Резче, темпераментнее звучат нападки на другую стихию, пустившую глубокие корни на итальянской почве, — на так называемые «тайные науки»: некромантию, алхимию, астрологию, хиромантию. Леонардо нападает на них более страстно, как будто они кажутся ему опаснее: они глубже и незаметнее просачиваются в науку. Большинство итальянских астрономов XV века были одновременно и астрологами. (Такие ученые, как Паоло Тосканелли, — редкие исключения.) Больше того, астрономия и астрология в трактовке итальянцев чаще всего переплетались друг с другом, здесь не было того четкого разделения, которое господствовало в парижской астрономии, где астрологии не мешала систематичности астрономического исследования и изложения, где та и другая поделили «сферы влияния». В том же XV веке впервые в Италии составляются и алхимические сборники и усиливается влияние алхимии, особенно в Италии северной — в промышленных и торговых центрах, в Венеции, затем Ломбардии и Пьемонте, где силен интерес к крашению тканей и изготовлению аптекарских товаров. Переводы гермесианских сочинений (приписываемых Гермесу Трисмегисту сочинений греко-египетского и арабского происхождения), сделанные Марсилием Фичино (1460), еще более изощрили алхимические вкусы. Технические искания переплелись с метафизическими догмами.
И астрология, и алхимия, и магия подготовляли тот стиль больших натурфилософских систем, который отличителен для итальянского XVI века (Кампанелла, Телезио, Кардано). Леонардо резко критикует астрологическую теорию происхождения фоссилий, некромантию считает верхом глупости, к алхимии, правда, более снисходителен, но и то, как следовало ожидать, не к ее метафизической, а к технико-производственной стороне. Он пользуется алхимическими иносказаниями, но лишь как своего рода шифром. Эти аллегорические криптограммы — для него такой же прием засекречивания, как его зеркальное письмо. Отнюдь не служат они для каких-нибудь натурфилософских выводов или метафизических обобщений, как то было сплошь и рядом у алхимиков.

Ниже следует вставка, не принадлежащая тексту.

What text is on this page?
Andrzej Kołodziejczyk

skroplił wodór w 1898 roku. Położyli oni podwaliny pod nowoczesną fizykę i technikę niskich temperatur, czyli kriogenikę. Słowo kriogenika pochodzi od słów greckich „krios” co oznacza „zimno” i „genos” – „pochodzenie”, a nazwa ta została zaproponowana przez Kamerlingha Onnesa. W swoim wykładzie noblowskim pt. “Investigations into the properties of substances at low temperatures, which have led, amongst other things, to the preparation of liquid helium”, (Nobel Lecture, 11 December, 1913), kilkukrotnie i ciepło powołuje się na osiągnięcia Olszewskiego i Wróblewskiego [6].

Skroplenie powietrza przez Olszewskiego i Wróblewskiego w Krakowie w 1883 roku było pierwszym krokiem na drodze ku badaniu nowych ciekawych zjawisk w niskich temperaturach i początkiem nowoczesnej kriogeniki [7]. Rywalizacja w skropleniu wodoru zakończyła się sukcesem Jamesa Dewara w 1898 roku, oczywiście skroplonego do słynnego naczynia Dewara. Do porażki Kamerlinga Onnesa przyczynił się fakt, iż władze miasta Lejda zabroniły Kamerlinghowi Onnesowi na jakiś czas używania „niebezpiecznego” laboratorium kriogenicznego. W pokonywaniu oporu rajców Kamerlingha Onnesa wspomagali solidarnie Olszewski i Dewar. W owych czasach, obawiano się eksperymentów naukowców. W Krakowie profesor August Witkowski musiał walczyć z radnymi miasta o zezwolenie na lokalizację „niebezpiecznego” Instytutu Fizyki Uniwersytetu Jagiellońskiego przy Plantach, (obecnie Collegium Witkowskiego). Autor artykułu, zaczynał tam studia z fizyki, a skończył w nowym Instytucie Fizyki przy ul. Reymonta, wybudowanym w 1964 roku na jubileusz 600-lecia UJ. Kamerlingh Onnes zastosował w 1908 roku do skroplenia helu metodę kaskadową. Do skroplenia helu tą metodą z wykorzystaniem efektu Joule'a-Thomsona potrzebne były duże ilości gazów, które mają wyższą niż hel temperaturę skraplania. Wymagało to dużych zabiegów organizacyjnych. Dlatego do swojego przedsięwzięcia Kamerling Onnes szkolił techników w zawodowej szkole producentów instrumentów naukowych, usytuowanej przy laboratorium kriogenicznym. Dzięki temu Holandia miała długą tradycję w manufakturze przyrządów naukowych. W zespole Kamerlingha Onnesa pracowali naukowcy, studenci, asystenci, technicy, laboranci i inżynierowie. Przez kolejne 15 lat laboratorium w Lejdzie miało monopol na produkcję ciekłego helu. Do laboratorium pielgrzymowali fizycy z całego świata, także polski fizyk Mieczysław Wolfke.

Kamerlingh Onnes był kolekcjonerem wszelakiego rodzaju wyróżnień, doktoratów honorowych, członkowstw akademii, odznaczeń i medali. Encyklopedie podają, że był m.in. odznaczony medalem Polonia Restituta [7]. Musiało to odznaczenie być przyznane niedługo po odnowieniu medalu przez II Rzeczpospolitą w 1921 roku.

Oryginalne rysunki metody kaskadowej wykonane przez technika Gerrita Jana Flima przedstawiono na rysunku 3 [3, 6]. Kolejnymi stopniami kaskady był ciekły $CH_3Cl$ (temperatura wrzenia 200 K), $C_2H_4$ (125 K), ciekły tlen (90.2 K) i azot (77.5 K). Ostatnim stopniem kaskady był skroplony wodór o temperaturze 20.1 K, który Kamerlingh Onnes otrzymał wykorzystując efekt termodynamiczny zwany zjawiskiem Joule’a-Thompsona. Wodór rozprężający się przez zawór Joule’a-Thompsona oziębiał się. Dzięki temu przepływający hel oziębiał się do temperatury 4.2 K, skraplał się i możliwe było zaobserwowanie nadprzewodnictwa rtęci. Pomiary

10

Всем этим Леонардо поставил себя вне того русла, которое в XVI веке вылилось в натурфилософские системы, которое дало в Италии Кардано и в Германии Парацельса. Но ошибочно было бы полагать, что у него совсем нет натурфилософских, граничащих с мифологией, построений. Достаточно напомнить его представления о жизни земли. Земля, одна из звезд, — огромное живое существо, имеющее кровь, жилы и другие жизненные органы, неподвижное (295, 393), сравниваемое с китом, дельфином и рыбами (384). Земля растет, все пожирая (383). Придется ждать Кеплера, чтобы встретить вновь столь же яркие страницы геомифологии. Здесь не просто аналогия или иллюстрация; ведь на аналогии Земли и человека Леонардо строит свои доказательства: то же, что движет кровь к вершине головы, влечет и воду на вершины гор (289). Земля превращается у Леонардо в синоним всесильной природы (так, в 75 он говорит вначале о природе, затем незаметно подменяет ее землей: «эта земля»). И те же мифологические черты проступают в знаменитой похвале солнцу (276). Земля, солнце и число, или природа, свет и число, — вот верховные правители вселенной, ее формообразующие начала.

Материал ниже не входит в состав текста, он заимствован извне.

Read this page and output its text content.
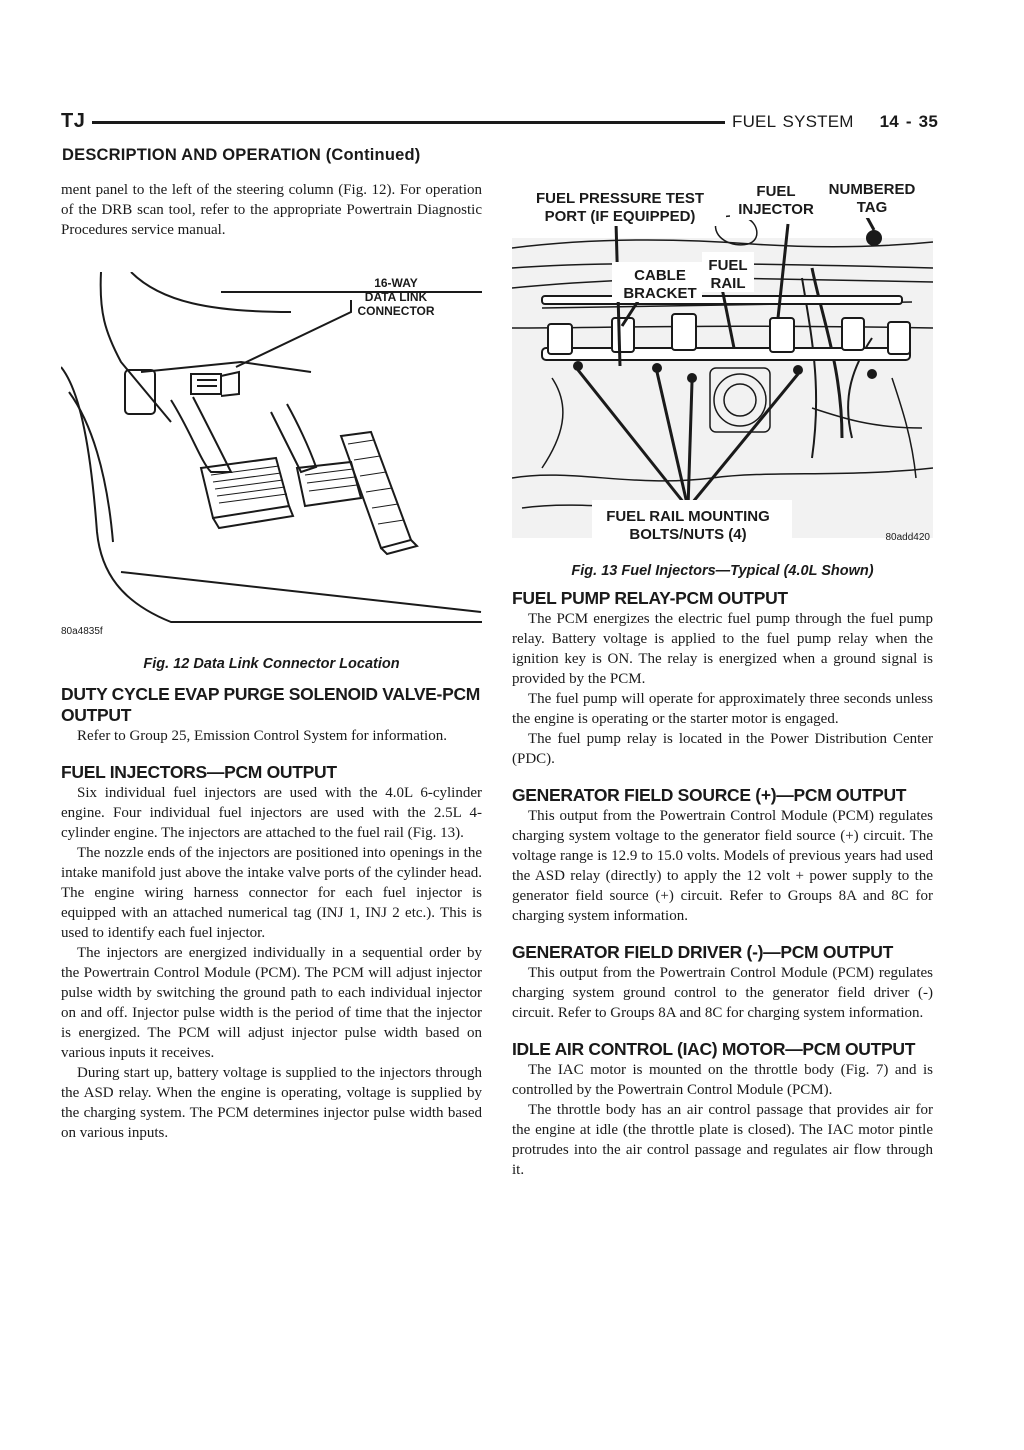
TJ	FUEL SYSTEM 14 - 35
DESCRIPTION AND OPERATION (Continued)

ment panel to the left of the steering column (Fig. 12). For operation of the DRB scan tool, refer to the appropriate Powertrain Diagnostic Procedures service manual.

16-WAY
DATA LINK
CONNECTOR
80a4835f
Fig. 12 Data Link Connector Location
DUTY CYCLE EVAP PURGE SOLENOID VALVE-PCM OUTPUT

Refer to Group 25, Emission Control System for information.

FUEL INJECTORS—PCM OUTPUT

Six individual fuel injectors are used with the 4.0L 6-cylinder engine. Four individual fuel injectors are used with the 2.5L 4-cylinder engine. The injectors are attached to the fuel rail (Fig. 13).

The nozzle ends of the injectors are positioned into openings in the intake manifold just above the intake valve ports of the cylinder head. The engine wiring harness connector for each fuel injector is equipped with an attached numerical tag (INJ 1, INJ 2 etc.). This is used to identify each fuel injector.

The injectors are energized individually in a sequential order by the Powertrain Control Module (PCM). The PCM will adjust injector pulse width by switching the ground path to each individual injector on and off. Injector pulse width is the period of time that the injector is energized. The PCM will adjust injector pulse width based on various inputs it receives.

During start up, battery voltage is supplied to the injectors through the ASD relay. When the engine is operating, voltage is supplied by the charging system. The PCM determines injector pulse width based on various inputs.

FUEL PRESSURE TEST
PORT (IF EQUIPPED)
FUEL
INJECTOR
NUMBERED
TAG
CABLE
BRACKET
FUEL
RAIL
FUEL RAIL MOUNTING
BOLTS/NUTS (4)	80add420
Fig. 13 Fuel Injectors—Typical (4.0L Shown)
FUEL PUMP RELAY-PCM OUTPUT

The PCM energizes the electric fuel pump through the fuel pump relay. Battery voltage is applied to the fuel pump relay when the ignition key is ON. The relay is energized when a ground signal is provided by the PCM.

The fuel pump will operate for approximately three seconds unless the engine is operating or the starter motor is engaged.

The fuel pump relay is located in the Power Distribution Center (PDC).

GENERATOR FIELD SOURCE (+)—PCM OUTPUT

This output from the Powertrain Control Module (PCM) regulates charging system voltage to the generator field source (+) circuit. The voltage range is 12.9 to 15.0 volts. Models of previous years had used the ASD relay (directly) to apply the 12 volt + power supply to the generator field source (+) circuit. Refer to Groups 8A and 8C for charging system information.

GENERATOR FIELD DRIVER (-)—PCM OUTPUT

This output from the Powertrain Control Module (PCM) regulates charging system ground control to the generator field driver (-) circuit. Refer to Groups 8A and 8C for charging system information.

IDLE AIR CONTROL (IAC) MOTOR—PCM OUTPUT

The IAC motor is mounted on the throttle body (Fig. 7) and is controlled by the Powertrain Control Module (PCM).

The throttle body has an air control passage that provides air for the engine at idle (the throttle plate is closed). The IAC motor pintle protrudes into the air control passage and regulates air flow through it.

Однако и эти мифы, так сказать, максимально вещественны. Поучительно сравнить солнце Леонардо с солнцем его современников. Окружавшие его флорентийцы обнаруживали повышенный философский интерес к солнцу. В Флорентийской академии оживали учения неоплатонизма. Характерно, однако, что Марсилио Фичино, автор небольшого трактата о солнце, заявлял в своих письмах, что интересуется не столько астрономией, сколько аллегориями божественного. Леонардо чужд этой гелиософии платоников, его солнце — не символическое, а реально греющее южное солнце и солнце астрономов.

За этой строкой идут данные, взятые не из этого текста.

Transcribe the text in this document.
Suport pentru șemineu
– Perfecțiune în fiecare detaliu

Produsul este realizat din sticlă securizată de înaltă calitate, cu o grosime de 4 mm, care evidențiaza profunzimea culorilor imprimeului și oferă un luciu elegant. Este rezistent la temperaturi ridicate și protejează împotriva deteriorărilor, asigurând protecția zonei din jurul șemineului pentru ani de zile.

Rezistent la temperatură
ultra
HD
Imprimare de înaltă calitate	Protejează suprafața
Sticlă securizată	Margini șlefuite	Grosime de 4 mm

Новые течения сопровождались в Италии взрывом суеверий и подъемом мифотворческой фантазии. По выражению Ольшки, «Пифагор, Зороастр, христианская мистика, магия и каббала справляли с Платоном и Плотином философскую Вальпургиеву ночь». Леонардо ставил обуздывающую грань всем этим возрожденным спекуляциям неоплатонизма. Леонардо был слишком натуралистичен, практичен и трезв для того, чтобы поддаться идеалистическим соблазнам платонизма, и если был близок к платонику Пачоли, то сблизили их другие вопросы и другие проблемы.